Best settings: Wider range (15-30%). Longer delay (6-12 hours). This reduces the number of rebalances and the IL from each one.
Sideways Market
Price bounces between two levels. No clear direction.
What you see: Price chart goes up and down in a channel. It keeps returning to the middle.
What it means for LP: This is the best market for LP. Price stays in range. Lots of trading (people buying and selling the bounces). Fees accumulate quickly.
Best settings: Tighter range (3-8%). Shorter delay (1-4 hours). Capture more fees while the price stays in a predictable zone.
Volatile/Choppy Market
Big price swings in both directions. No pattern.
What you see: Large candles. Sharp moves up and down. High volume.
What it means for LP: More trading volume means more fees. But big moves mean more rebalances and more IL risk.

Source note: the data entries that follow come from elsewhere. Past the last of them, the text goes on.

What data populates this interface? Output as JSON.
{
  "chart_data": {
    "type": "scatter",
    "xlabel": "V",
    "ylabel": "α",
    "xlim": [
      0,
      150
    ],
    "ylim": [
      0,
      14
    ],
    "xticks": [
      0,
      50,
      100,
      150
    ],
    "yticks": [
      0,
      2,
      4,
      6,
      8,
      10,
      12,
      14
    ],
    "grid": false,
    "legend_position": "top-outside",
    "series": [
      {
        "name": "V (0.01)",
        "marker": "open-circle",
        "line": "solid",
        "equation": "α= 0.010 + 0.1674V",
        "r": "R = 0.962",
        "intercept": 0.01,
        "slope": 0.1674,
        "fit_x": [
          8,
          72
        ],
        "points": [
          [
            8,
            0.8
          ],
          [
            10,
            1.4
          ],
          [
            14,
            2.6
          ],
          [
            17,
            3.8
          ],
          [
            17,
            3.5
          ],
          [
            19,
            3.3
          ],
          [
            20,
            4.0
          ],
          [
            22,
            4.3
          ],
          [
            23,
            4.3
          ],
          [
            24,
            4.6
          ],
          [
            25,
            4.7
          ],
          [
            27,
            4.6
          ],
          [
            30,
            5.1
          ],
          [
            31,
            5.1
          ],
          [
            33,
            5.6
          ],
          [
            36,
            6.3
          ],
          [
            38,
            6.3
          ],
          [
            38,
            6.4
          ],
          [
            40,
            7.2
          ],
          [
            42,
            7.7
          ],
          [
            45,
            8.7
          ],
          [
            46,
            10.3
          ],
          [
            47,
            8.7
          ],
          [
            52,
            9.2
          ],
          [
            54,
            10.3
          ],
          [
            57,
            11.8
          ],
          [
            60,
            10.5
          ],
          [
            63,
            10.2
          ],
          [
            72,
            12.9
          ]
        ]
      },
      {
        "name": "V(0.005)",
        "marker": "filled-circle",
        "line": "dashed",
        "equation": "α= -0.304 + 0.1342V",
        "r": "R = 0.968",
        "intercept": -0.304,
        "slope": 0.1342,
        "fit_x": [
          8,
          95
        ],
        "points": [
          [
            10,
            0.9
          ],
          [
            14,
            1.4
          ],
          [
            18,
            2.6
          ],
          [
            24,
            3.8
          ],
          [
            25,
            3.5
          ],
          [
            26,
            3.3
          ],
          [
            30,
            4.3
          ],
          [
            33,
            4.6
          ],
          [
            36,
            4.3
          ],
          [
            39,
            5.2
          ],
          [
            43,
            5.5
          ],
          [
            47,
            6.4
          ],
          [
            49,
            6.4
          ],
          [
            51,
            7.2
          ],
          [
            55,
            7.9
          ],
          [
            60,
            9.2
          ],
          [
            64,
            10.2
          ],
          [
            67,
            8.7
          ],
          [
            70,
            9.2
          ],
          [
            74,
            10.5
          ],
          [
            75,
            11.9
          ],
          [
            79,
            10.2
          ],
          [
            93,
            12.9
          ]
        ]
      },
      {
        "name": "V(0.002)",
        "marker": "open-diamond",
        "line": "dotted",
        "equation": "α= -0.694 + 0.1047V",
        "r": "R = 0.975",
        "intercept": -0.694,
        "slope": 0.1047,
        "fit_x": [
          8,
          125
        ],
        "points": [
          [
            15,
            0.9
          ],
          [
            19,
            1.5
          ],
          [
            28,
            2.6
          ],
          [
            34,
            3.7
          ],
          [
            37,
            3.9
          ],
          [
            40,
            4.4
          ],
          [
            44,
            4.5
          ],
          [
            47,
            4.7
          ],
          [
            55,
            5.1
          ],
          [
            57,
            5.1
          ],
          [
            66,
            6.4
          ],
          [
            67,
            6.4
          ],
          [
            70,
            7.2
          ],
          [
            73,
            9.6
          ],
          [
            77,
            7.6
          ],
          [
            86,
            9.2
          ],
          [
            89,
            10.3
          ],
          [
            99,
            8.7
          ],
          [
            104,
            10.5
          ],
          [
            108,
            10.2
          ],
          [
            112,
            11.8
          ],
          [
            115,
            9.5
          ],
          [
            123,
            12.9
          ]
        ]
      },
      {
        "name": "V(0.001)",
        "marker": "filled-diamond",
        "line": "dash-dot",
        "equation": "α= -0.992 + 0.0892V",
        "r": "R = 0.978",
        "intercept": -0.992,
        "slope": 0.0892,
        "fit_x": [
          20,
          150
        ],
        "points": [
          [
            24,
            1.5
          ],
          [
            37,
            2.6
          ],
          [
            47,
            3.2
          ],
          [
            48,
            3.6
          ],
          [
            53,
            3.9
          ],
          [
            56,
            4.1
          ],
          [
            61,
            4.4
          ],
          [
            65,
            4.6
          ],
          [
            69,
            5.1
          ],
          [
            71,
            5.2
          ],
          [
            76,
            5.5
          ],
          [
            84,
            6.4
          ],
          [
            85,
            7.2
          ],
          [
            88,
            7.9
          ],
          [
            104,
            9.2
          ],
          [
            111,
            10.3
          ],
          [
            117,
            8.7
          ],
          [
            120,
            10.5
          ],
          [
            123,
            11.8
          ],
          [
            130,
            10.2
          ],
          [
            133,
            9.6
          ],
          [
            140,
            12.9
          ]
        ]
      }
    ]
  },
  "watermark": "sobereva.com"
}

Best settings: Medium range (8-15%). Medium delay (3-6 hours). Balance between earning and protecting against wild swings.
Using the Backtest Tool
Charts tell you the market type. The backtest tool tells you the exact optimal settings.
- Look at the chart. Identify the current market type.
- Run backtests with settings that match.
- Compare results across different ranges and delays.
- Apply the settings that performed best in similar conditions.
The Simple Approach
If charts are not your thing, use MaxFi's defaults. They are optimized using historical data and work well in most market conditions.
Defaults are a strong baseline. Chart reading is for squeezing out extra performance.
What You Learned
- Trending markets favor wider ranges and longer rebalance delays
- Sideways markets favor tighter ranges for more concentrated earning
- The backtest tool does the heavy lifting. Charts help you understand why.